Lay Off the Energy Drinks to Maintain Blood Pressure Levels

With a steady rise in energy drink consumption, especially among young adults, several medical studies have connected it to accentuated blood pressure response among caffeine-naïve adults, compared to regular caffeine users.

With a steady rise in energy drink consumption, especially among young adults, several medical studies have connected it to accentuated blood pressure response among caffeine-naïve adults, compared to regular caffeine users.

The latest research reports stress that consumers should be wary of energy drinks as they may increase the risk of cardiovascular problems, like changes in heart rhythm, heart attacks, and even deaths (even among young people).

Results from a recent study were presented Saturday, March 14, at the 2015 American College of Cardiology annual meeting by Anna Svatikova, MD, PhD, a cardiovascular diseases fellow at Mayo Clinic and the study’s lead author.

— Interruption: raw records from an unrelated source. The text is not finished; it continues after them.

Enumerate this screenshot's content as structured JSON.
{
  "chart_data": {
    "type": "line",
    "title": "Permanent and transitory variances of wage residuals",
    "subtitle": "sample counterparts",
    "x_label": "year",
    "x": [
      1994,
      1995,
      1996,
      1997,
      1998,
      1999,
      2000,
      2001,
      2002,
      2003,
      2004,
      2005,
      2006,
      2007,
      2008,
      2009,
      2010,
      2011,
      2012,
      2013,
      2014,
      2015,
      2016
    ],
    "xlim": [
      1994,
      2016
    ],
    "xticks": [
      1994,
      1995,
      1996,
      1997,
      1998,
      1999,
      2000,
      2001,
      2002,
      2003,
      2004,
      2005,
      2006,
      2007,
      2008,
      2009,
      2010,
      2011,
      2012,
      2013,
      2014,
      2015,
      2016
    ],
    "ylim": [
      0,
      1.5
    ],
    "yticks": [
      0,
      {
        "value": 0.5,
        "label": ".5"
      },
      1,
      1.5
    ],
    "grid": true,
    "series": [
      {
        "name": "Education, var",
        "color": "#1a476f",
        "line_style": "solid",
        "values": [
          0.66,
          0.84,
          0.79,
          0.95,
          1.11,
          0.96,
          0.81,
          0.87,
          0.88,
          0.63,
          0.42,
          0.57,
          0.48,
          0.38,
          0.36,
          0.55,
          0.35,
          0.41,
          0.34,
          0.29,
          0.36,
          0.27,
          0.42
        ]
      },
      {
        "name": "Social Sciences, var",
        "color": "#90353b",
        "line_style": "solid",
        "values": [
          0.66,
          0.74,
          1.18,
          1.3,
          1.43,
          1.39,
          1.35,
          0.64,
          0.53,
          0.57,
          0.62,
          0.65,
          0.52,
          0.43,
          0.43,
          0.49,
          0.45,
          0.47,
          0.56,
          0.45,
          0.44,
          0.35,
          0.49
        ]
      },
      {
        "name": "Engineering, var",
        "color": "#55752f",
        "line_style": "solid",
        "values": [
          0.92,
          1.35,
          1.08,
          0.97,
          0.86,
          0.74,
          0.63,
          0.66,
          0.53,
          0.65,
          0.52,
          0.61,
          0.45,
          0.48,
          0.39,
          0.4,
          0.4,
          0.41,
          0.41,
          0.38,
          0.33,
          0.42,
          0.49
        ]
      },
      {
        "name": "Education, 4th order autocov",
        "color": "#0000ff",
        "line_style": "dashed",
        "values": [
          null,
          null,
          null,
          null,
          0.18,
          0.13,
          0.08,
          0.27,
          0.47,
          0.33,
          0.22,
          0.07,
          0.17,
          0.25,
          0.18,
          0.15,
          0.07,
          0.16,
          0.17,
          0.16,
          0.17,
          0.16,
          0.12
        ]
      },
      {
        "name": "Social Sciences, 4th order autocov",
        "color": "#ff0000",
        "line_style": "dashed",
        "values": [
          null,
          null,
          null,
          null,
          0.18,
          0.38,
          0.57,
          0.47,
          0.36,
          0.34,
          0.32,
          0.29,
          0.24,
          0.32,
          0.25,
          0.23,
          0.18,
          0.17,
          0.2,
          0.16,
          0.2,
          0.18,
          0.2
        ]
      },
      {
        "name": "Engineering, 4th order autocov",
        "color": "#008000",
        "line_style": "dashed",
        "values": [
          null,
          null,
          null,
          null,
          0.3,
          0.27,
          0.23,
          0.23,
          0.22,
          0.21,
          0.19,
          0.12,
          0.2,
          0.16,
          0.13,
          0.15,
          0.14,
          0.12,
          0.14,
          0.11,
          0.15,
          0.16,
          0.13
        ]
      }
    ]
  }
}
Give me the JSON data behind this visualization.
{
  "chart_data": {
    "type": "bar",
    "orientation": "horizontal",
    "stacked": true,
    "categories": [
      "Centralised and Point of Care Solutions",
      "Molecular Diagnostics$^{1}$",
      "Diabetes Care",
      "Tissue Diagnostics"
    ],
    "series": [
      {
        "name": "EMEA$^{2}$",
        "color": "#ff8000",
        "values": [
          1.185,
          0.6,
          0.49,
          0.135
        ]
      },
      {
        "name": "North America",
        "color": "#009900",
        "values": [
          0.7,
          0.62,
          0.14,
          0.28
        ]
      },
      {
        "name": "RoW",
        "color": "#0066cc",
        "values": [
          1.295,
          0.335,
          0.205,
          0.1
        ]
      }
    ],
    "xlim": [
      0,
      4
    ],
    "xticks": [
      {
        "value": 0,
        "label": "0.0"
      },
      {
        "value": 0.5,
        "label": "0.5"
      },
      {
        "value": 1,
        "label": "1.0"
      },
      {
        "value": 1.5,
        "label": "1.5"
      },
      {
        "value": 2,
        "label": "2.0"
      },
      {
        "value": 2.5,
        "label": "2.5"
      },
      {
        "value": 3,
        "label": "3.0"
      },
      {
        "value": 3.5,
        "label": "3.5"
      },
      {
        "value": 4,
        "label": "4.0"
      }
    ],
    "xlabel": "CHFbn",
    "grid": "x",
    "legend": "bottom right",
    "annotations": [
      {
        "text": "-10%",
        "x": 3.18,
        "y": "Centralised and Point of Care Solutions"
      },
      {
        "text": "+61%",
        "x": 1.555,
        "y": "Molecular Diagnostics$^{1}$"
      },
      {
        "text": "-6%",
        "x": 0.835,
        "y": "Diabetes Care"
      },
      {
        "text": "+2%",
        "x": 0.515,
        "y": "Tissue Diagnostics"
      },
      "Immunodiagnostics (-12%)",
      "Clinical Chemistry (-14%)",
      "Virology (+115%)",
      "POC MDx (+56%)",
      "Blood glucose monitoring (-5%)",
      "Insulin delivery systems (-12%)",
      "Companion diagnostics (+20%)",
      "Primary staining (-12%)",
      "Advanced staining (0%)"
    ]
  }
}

Svatikova believed the risk could be “greater among people who already have heart problems."

To examine the relationship between energy drinks and the heart, researchers alternately gave a can (473 ml) of commercially available energy drink, Rockstar, or a placebo drink to 25 healthy young adults (age 19-40 years) and assessed changes in heart rate and blood pressure compared to individuals consuming less than 160 mg of caffeine per day.

Svatikova and her team found that participants experienced a “rise in blood pressure (systolic: 4.9±1.3% vs. 6.3±1.3% (P=NS); diastolic 3.8±1.8% vs. 8.1±1.8% (P=NS)) and heart rate after consuming Rockstar as compared to the placebo” — with a nearly doubled increase in people who limit their caffeine intake (systolic: 2.1±0.9% vs. 5.8±0.9% (P=0.009); diastolic: -2.9±1.6% vs. 5.3±1.5% (P=0.002)).

The research concluded that energy drink consumption, does indeed, lead to a significant spike in resting blood pressure, and that the variability in caffeine sensitivity could account for different blood pressure responses and cardiovascular events resulting from caffeinated energy drinks.